Thursday, December 8, 2011
Panel Says Lawmakers, Not Courts, Must Determine Whether Heat-Protection Rules Are Adequate
By SHERRI M. OKAMOTO, Staff Writer
Courts cannot rule on the adequacy of state regulations designed to protect outdoor laborers from heat illness, this district’s Court of Appeal has ruled.
Div. Three on Tuesday held that individual agricultural workers and the United Farm Workers of America could not state a cause of action under Art. XIV, Sec. 4 of the California Constitution—which grants the Legislature plenary power to create a complete system of workers’ compensation—since this provision is not self-executing.
Pursuant to authority granted by that section, the Legislature has enacted the California Occupational Safety and Health Act to assure “safe and healthful working conditions for all California working men and women” through enforcement of effective regulations.
The act is administered by the Occupational Safety and Health Standards Board—which is charged with adopting, amending, and repealing occupational safety and health standards—and the Department of Industrial Relations—which administers the workers’ compensation system and is responsible for administering the state plan for the development and enforcement of occupational safety and health standards.
In 2005, the Standards Board promulgated the heat illness prevention regulation, which applies to all outdoor places of employment, which sets forth standards for access to drinking water and shade, high-heat procedures for employers, and training to recognize the risk factors for heat illness.
The plaintiff farm workers and their union alleged that this regulation was insufficient, and efforts to persuade state officials to make changes were “futile,” leaving them “with no choice but to ask the Court to require the State to take action to prevent more farm workers from suffering serious heat illness or dying.”
Their complaint asserted that the state has failed to satisfy its constitutional duty by failing to adopt adequate requirements for monitoring heat stress; failing to impose mandatory requirements on the growers; failing to structure an effective enforcement system; failing to issue citations and impose adequate penalties; and failing to make penalties meaningful.
Plaintiffs sought a declaration that the state, the DIR, and the Standards Board “have failed reasonably and adequately to perform their constitutional duty to create and enforce a system of workers’ compensation that makes full provision for securing the safety of farm workers against heat-related illness or death,” thereby violating the plaintiffs’ constitutional rights.
Their prayer for injunctive relief also sought a mandate that the state, through the DIR and the Standards Board, create and enforce a system of workers’ compensation that “makes full provision for securing the safety of farm workers against heat-related illness or death.”

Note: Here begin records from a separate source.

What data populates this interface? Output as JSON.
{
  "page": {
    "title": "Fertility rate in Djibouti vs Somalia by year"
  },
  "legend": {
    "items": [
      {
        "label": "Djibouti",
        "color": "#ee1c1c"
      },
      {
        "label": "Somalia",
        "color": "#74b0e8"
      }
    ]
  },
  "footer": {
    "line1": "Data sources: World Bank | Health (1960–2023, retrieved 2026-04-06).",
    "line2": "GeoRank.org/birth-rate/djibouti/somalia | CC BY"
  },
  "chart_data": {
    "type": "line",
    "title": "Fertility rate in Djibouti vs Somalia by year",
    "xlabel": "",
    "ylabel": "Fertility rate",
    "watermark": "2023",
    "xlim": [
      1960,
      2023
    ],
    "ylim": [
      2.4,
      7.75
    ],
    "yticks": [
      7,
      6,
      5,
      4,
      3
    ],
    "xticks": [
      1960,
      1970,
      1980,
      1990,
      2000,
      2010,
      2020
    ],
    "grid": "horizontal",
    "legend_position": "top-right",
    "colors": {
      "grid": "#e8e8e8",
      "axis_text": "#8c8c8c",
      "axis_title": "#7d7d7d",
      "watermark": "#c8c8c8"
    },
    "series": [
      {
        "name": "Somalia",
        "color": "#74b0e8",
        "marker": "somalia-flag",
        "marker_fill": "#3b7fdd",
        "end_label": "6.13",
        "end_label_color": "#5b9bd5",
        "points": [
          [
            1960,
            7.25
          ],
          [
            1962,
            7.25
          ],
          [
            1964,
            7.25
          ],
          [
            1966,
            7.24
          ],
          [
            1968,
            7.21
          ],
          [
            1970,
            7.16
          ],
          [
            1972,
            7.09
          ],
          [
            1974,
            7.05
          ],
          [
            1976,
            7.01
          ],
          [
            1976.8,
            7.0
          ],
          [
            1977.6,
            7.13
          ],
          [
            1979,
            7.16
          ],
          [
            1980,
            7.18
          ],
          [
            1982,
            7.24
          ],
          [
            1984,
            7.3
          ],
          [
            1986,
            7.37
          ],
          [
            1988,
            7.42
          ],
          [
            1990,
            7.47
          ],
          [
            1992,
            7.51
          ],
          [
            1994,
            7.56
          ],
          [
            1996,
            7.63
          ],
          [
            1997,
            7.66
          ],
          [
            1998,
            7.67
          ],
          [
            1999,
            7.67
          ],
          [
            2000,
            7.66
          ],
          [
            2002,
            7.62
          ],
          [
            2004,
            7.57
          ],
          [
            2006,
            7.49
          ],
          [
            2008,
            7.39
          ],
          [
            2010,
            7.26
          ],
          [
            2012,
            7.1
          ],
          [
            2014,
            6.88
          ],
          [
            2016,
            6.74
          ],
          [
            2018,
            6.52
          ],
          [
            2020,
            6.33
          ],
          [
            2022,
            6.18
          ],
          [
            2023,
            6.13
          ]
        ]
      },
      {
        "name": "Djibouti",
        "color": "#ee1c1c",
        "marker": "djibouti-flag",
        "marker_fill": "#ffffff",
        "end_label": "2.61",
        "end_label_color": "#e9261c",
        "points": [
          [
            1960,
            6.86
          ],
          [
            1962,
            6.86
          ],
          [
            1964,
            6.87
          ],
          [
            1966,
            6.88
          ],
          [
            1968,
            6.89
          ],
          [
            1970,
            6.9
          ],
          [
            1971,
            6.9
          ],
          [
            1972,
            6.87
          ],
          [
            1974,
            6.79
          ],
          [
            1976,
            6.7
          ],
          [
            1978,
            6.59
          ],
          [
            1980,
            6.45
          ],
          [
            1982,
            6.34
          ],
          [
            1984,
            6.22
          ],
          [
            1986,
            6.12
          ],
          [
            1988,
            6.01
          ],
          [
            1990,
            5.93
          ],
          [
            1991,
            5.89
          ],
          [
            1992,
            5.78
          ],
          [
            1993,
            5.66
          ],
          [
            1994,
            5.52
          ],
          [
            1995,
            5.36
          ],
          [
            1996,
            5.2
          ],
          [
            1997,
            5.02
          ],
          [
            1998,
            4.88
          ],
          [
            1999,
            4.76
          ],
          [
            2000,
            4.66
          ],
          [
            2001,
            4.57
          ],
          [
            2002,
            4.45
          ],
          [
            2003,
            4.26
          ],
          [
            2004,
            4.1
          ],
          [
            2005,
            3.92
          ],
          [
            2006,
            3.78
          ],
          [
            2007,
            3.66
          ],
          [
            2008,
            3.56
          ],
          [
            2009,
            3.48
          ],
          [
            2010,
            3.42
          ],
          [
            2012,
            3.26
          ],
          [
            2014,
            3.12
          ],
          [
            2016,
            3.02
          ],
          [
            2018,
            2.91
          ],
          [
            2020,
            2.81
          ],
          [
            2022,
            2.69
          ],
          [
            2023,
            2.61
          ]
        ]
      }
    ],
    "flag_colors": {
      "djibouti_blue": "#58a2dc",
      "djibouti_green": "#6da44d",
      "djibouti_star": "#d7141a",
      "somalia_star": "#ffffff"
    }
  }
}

Los Angeles Superior Court Judge Teresa Sanchez-Gordon sustained a demurrer to this cause of action, ordering the dismissal of the state, the DIR, and the Standards Board.
Writing for the appellate court, Justice Richard D. Aldrich reasoned that the plain language of the Constitution expresses a clear intent that implementing legislation is necessary to give effect to the constitutional right it creates.
Additionally, he said “[t]o the extent that article XIV, section 4 states a public policy, it does not create an affirmative duty on the part of the state.”
The justice interpreted the section “as defining the necessary provisions for a complete workers’ compensation system, and leaving it up to the Legislature to enact laws to give effect to each provision, including ‘securing safety in employment.’ ”
Under the terms of this provision, he said, “[t]he Legislature must act to fulfill its constitutional mandate to create the workers’ compensation system, and the judicially enforceable rights are the laws it enacts.”
Aldrich also concluded that the relief sought by the plaintiffs would violate the separation of powers doctrine, explaining that the “appropriate corrective mechanism is through the political process or legislative clarification.”
Presiding Justice Joan Dempsey Klein and Justice Walter Croskey joined Aldrich in the decision.
Plaintiffs were represented by Bradley S. Phillips, Stuart N. Senator, Shoshana E. Bannett, and Gabriel P. Sanchez of Munger, Tolles & Olson; Catherine Lhamon and Maureen Carroll of Public Counsel Law Center; Mark D. Rosenbaum of the American Civil Liberties Union of Southern California; and David Blair-Loy of the ACLU Foundation of San Diego & Imperial Counties.
The state and DIR were represented by Chief Counsel Vanessa L. Holton; Assistant Chief Counsel Frank Nelson Adkins; Staff Counsel Anthony Mischel and Sarah L. Cohen; Chief Counsel Amy Martin; and Staff Counsel William Nguyen.
David Beales served as counsel for the California Occupational Safety and Health Standards Board.
The case is Bautista v. State of California, B226102.